Binance co-founder and former CEO Changpeng Zhao has criticized a WSJ article alleging he acted as a “middleman” for the DeFi project World Liberty Financial (WLFI).
Another hit piece from Wall Street Journal. WSJ instead of doing journalism, has pretty much resorted to Cunningham’s Law, with negative intentions.
“Cunningham’s Law: The best way to get the right answer on the Internet is not to ask a question; it’s to post the wrong answer.”…
— CZ ? BNB (@cz_binance) May 23, 2025
According to the publication, Zhao facilitated international contacts for a company affiliated with the family of former U.S. President Donald Trump following his own meetings with officials in Pakistan, Malaysia, and Kyrgyzstan.
However, Zhao stated that the WSJ misleads readers and deliberately tailors facts to fit its narrative.
He denied journalists’ claims that he allegedly arranged for WLFI to meet with Bilal bin Saqib, head of the Pakistan Cryptocurrency Council. The result was the official’s appointment as a consultant to the firm and the signing of a memorandum of understanding with the country’s government.
“I am not a middleman for anyone and did not ‘connect Mr. Saqib with the WLFI team’,” Zhao stated.
According to him, “they have known each other for a long time,” whereas Zhao himself met the official for the first time during his own visit to the country.
Zhao refuted the newspaper’s information that he participated in organizing foreign contacts for the DeFi platform.
“If you make a couple of factual errors, they can be corrected. When you initially concoct a story with negative intentions, there is no way to eliminate the ‘inaccuracies’,” wrote the Binance founder.
He compared the WSJ’s approach to reporting events to Cunningham’s Law, which states that the best way to get the right answer on the internet is to post the wrong one. Journalism “should not work this way,” Zhao emphasized.
He speculated that certain anti-crypto forces in the U.S. are merely using the publication as a mouthpiece.
WLFI described the newspaper article as a “smear campaign.”
The WSJ published a smear campaign, not a news story.

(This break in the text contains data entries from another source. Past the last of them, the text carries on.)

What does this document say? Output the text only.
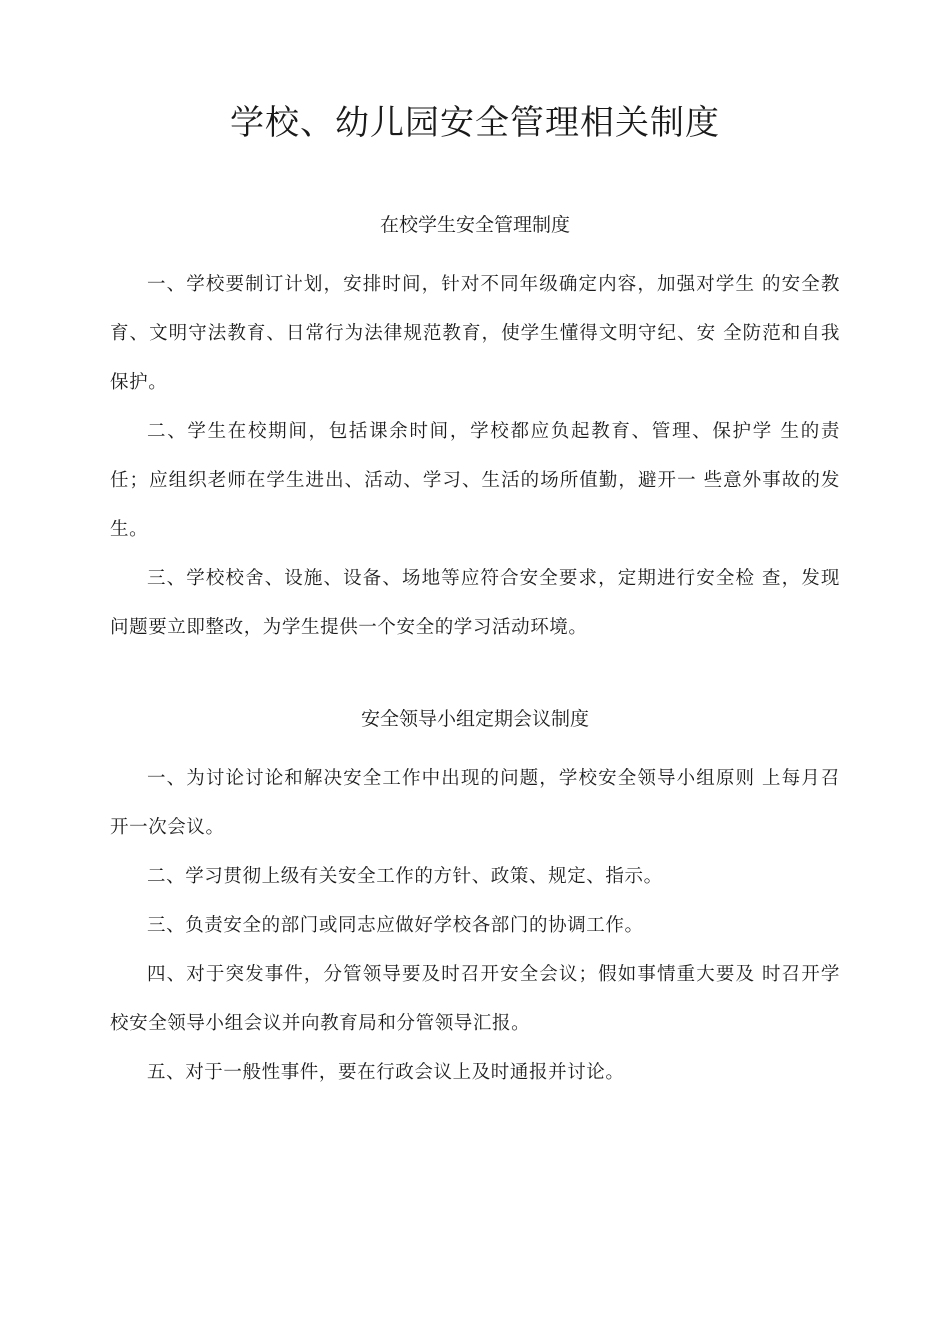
学校、幼儿园安全管理相关制度
在校学生安全管理制度

一、学校要制订计划，安排时间，针对不同年级确定内容，加强对学生 的安全教育、文明守法教育、日常行为法律规范教育，使学生懂得文明守纪、安 全防范和自我保护。

二、学生在校期间，包括课余时间，学校都应负起教育、管理、保护学 生的责任；应组织老师在学生进出、活动、学习、生活的场所值勤，避开一 些意外事故的发生。

三、学校校舍、设施、设备、场地等应符合安全要求，定期进行安全检 查，发现问题要立即整改，为学生提供一个安全的学习活动环境。

安全领导小组定期会议制度

一、为讨论讨论和解决安全工作中出现的问题，学校安全领导小组原则 上每月召开一次会议。

二、学习贯彻上级有关安全工作的方针、政策、规定、指示。

三、负责安全的部门或同志应做好学校各部门的协调工作。

四、对于突发事件，分管领导要及时召开安全会议；假如事情重大要及 时召开学校安全领导小组会议并向教育局和分管领导汇报。

五、对于一般性事件，要在行政会议上及时通报并讨论。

Our Co-Founder @zakfolkman set the record straight:
“The Wall Street Journal just published an article so full of fiction, misdirection, and political spin it could’ve been labeled opinion—if it weren’t masquerading as…
— WLFI (@worldlibertyfi) May 23, 2025
“WSJ just published an article so full of fiction, misdirection, and political spin that it could have been labeled opinion if it weren’t masquerading as journalism. This is a coordinated attempt to discredit honest entrepreneurship with false stories and lazy insinuations,” said company co-founder Zak Folkman.
According to Reuters, in January, the U.S. President’s family consolidated control over WLFI. They now have the right to 75% of the net income and 60% of the DeFi platform’s operations after the launch of the main product.
Donald Trump is listed in company documents as the “chief crypto advocate,” while his sons Eric, Barron, and Donald Trump Jr. are named as Web3 ambassadors. They do not hold official positions in the project.
Back in March, WSJ and Bloomberg reported on plans by the Trumps and WLF to acquire a stake in Binance’s U.S. business.
The information was denied by both Zhao and representatives of the company affiliated with the president’s family.